The significant increase in the number of fines observed in the previous years in this sector continues. However, the amount of imposed fines has decreased, only one fine during the reference period of the 2023 ETR exceeded EUR 1 million compared to the reference period of the 2022 ETR with several fines ranging in the millions. The highest fines have all been imposed due to a lack of adequate internal compliance measures to ensure a sufficient legal basis for the processing of customer data. In each case, the controllers had failed to obtain effective consent for the data processing.
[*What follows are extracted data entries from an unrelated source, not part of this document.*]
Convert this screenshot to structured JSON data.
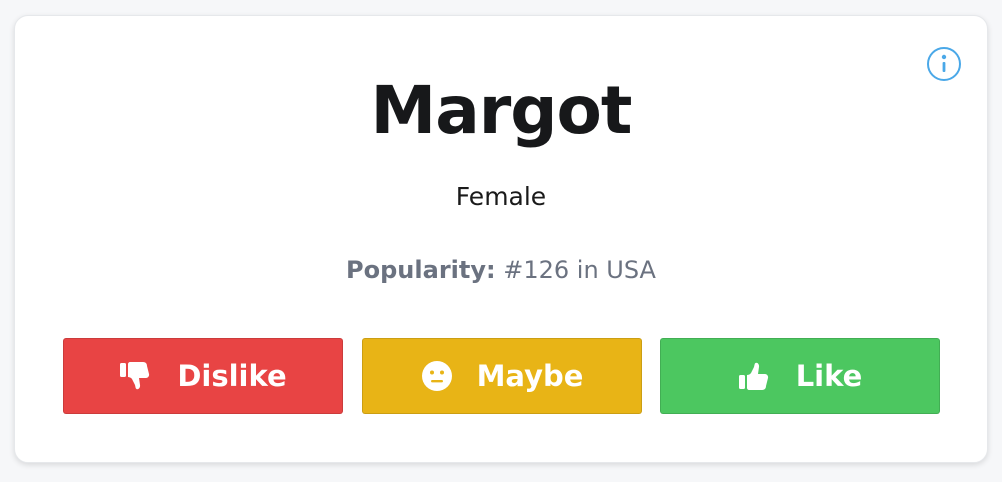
{
  "card": {
    "name": "Margot",
    "gender": "Female",
    "popularity_label": "Popularity:",
    "popularity_value": "#126 in USA"
  },
  "actions": {
    "dislike_label": "Dislike",
    "maybe_label": "Maybe",
    "like_label": "Like"
  },
  "icons": {
    "info": "info-circle-icon",
    "dislike": "thumbs-down-icon",
    "maybe": "neutral-face-icon",
    "like": "thumbs-up-icon"
  },
  "colors": {
    "dislike": "#e84444",
    "maybe": "#e8b416",
    "like": "#4cc760",
    "info": "#4aa8e8"
  }
}
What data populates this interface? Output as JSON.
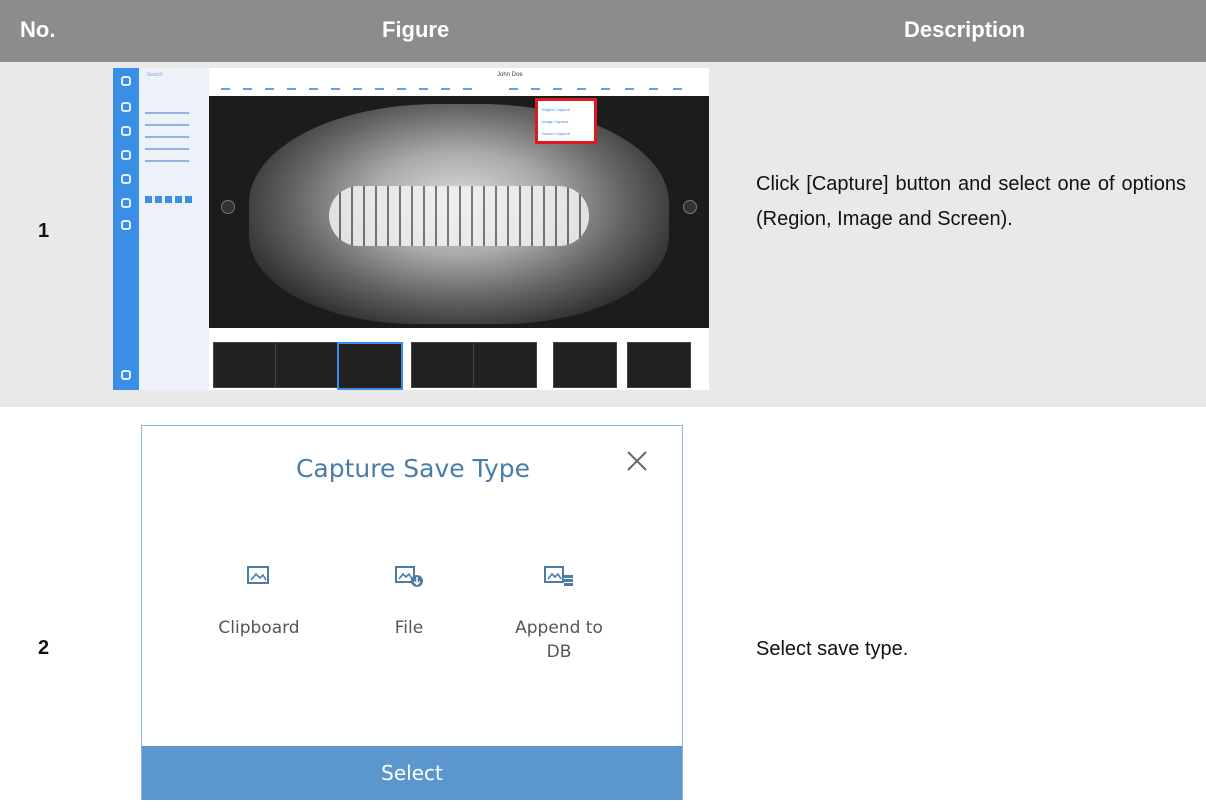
{
  "header": {
    "col_no": "No.",
    "col_figure": "Figure",
    "col_description": "Description"
  },
  "rows": [
    {
      "no": "1",
      "description": "Click [Capture] button and select one of options (Region, Image and Screen).",
      "figure": {
        "search_placeholder": "Search",
        "window_title": "John Doe",
        "capture_menu": [
          "Region Capture",
          "Image Capture",
          "Screen Capture"
        ]
      }
    },
    {
      "no": "2",
      "description": "Select save type.",
      "figure": {
        "dialog_title": "Capture Save Type",
        "options": [
          {
            "label": "Clipboard",
            "icon": "clipboard-image-icon"
          },
          {
            "label": "File",
            "icon": "file-download-image-icon"
          },
          {
            "label": "Append to DB",
            "icon": "append-db-image-icon"
          }
        ],
        "select_label": "Select"
      }
    }
  ],
  "colors": {
    "header_bg": "#8c8c8c",
    "row_alt_bg": "#e9e9e9",
    "accent": "#3a8ee6",
    "highlight": "#e0191f",
    "button": "#5b97cc"
  }
}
Companies in the finance, insurance and consulting sector should implement comprehensive processes to ensure a clear legal basis for each data processing activity. The establishment of mechanisms to obtain effective consent from their customers where necessary is essential. DPAs seem to focus on how exactly consent was obtained and whether data subjects were fully informed by the controller.

Additionally, insufficient data security measures resulted in significant fines and might also cause considerable reputational damage. Accordingly, companies operating in the financial and insurance sectors as well as consulting companies should focus on strong data security measures.

As digitalization advances in the finance, insurance and consulting sector and more and more services are provided online or via apps, data security becomes increasingly important. This sector is typically highly regulated and the companies are not only subject to strict scrutiny regarding their data security and general IT security by DPAs but also by financial regulators.